While all of this may strike some as “inside the beltway” and inconsequential, it illustrates the deeper systemic problems facing our nation under Democratic rule.  For the Democrats to shut nearly half of the entire House of Representatives out of the legislative process means that they consider the beliefs of the red half of the nation as not worthy of consideration.  This is arrogance in the extreme.

These actions also demonstrate the new majority’s lack of respect for the democratic process.  Enacting legislation that actually works for the American people requires thoughtfulness and dialogue so all options are out on the table.  To reject that just because a numerical majority is available does a tremendous disservice to the American people.

One need only look to the recent move by the Democrats to give delegates of the U.S. Territories voting rights to see how little respect they have for the Constitution.  In a highly contentious maneuver, Democrats gave delegates from six territories the right to vote in all committees, including on the floor of the House.  However, the Constitution clearly says House members must be elected by “the people of the various states.”

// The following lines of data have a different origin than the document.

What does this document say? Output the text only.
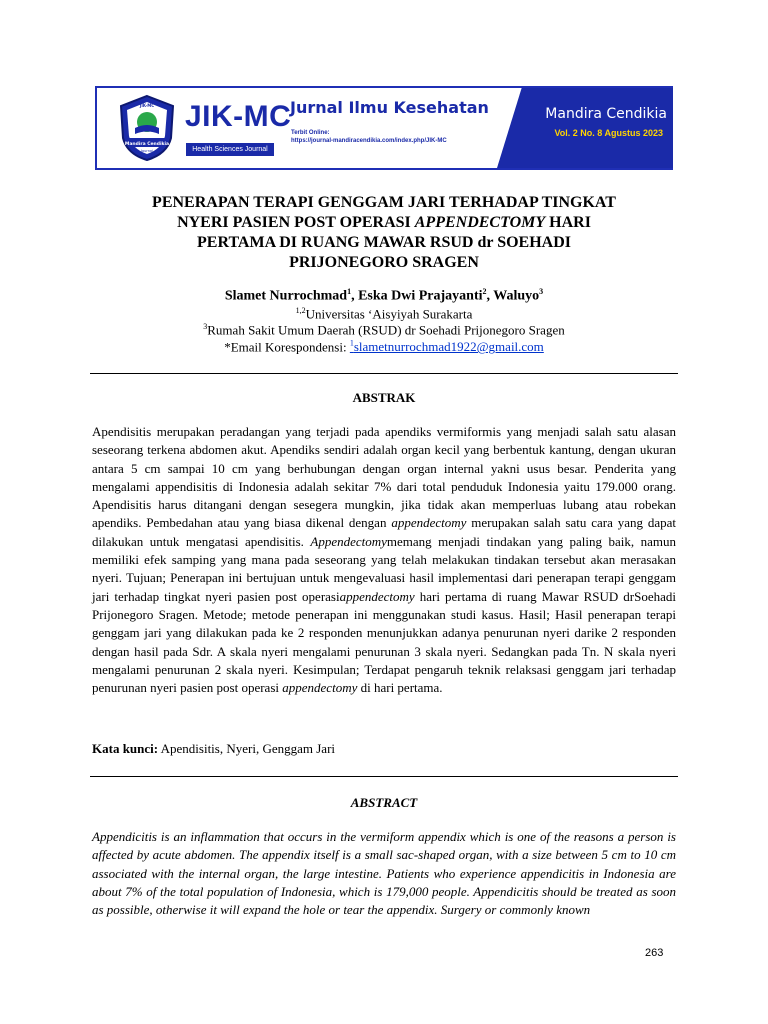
Mandira Cendikia
Journal
JIK-MC JIK-MC
Health Sciences Journal
Jurnal Ilmu Kesehatan
Terbit Online:
https://journal-mandiracendikia.com/index.php/JIK-MC
Mandira Cendikia
Vol. 2 No. 8 Agustus 2023
PENERAPAN TERAPI GENGGAM JARI TERHADAP TINGKAT
NYERI PASIEN POST OPERASI APPENDECTOMY HARI
PERTAMA DI RUANG MAWAR RSUD dr SOEHADI
PRIJONEGORO SRAGEN
Slamet Nurrochmad$^1$, Eska Dwi Prajayanti$^2$, Waluyo$^3$
$^{1,2}$Universitas ‘Aisyiyah Surakarta
$^3$Rumah Sakit Umum Daerah (RSUD) dr Soehadi Prijonegoro Sragen
*Email Korespondensi: $^1$slametnurrochmad1922@gmail.com
ABSTRAK

Apendisitis merupakan peradangan yang terjadi pada apendiks vermiformis yang menjadi salah satu alasan seseorang terkena abdomen akut. Apendiks sendiri adalah organ kecil yang berbentuk kantung, dengan ukuran antara 5 cm sampai 10 cm yang berhubungan dengan organ internal yakni usus besar. Penderita yang mengalami appendisitis di Indonesia adalah sekitar 7% dari total penduduk Indonesia yaitu 179.000 orang. Apendisitis harus ditangani dengan sesegera mungkin, jika tidak akan memperluas lubang atau robekan apendiks. Pembedahan atau yang biasa dikenal dengan appendectomy merupakan salah satu cara yang dapat dilakukan untuk mengatasi apendisitis. Appendectomymemang menjadi tindakan yang paling baik, namun memiliki efek samping yang mana pada seseorang yang telah melakukan tindakan tersebut akan merasakan nyeri. Tujuan; Penerapan ini bertujuan untuk mengevaluasi hasil implementasi dari penerapan terapi genggam jari terhadap tingkat nyeri pasien post operasiappendectomy hari pertama di ruang Mawar RSUD drSoehadi Prijonegoro Sragen. Metode; metode penerapan ini menggunakan studi kasus. Hasil; Hasil penerapan terapi genggam jari yang dilakukan pada ke 2 responden menunjukkan adanya penurunan nyeri darike 2 responden dengan hasil pada Sdr. A skala nyeri mengalami penurunan 3 skala nyeri. Sedangkan pada Tn. N skala nyeri mengalami penurunan 2 skala nyeri. Kesimpulan; Terdapat pengaruh teknik relaksasi genggam jari terhadap penurunan nyeri pasien post operasi appendectomy di hari pertama.

Kata kunci: Apendisitis, Nyeri, Genggam Jari
ABSTRACT

Appendicitis is an inflammation that occurs in the vermiform appendix which is one of the reasons a person is affected by acute abdomen. The appendix itself is a small sac-shaped organ, with a size between 5 cm to 10 cm associated with the internal organ, the large intestine. Patients who experience appendicitis in Indonesia are about 7% of the total population of Indonesia, which is 179,000 people. Appendicitis should be treated as soon as possible, otherwise it will expand the hole or tear the appendix. Surgery or commonly known

263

Democrats tried to justify this clearly unconstitutional action by claiming that the votes of territories’ Delegates would not be counted if they swing the balance in a close vote.  What it will do, though, is give cover to vulnerable Democrats including those who ran on Republican values in Republican districts.  Those politicians can point to the artificially enhanced vote total and tell the folks back home that their vote for a liberal issue was not the deciding one.

In an assault on the taxpayer, Democrats in the opening days eviscerated a Republican House rule that required a supermajority vote before taxes could be raised.  When promises are dishonored, when hypocrisy is rampant, when democratic debate is ignored, when power becomes an end in itself, and when the Constitution is ignored for the sake of partisan gain, it becomes clear that we are in for a long two years.

Fortunately, as Abraham Lincoln said, you cannot fool all the people all the time.  The seeds that are sewn from a flawed and illegitimate process in the people’s House cannot produce lasting and wholesome fruit.  Sooner or later the American people will see that the hollow and broken promises of transparency and bipartisanship betray a deeper disrespect by the Democrats for democracy and for the Constitution itself.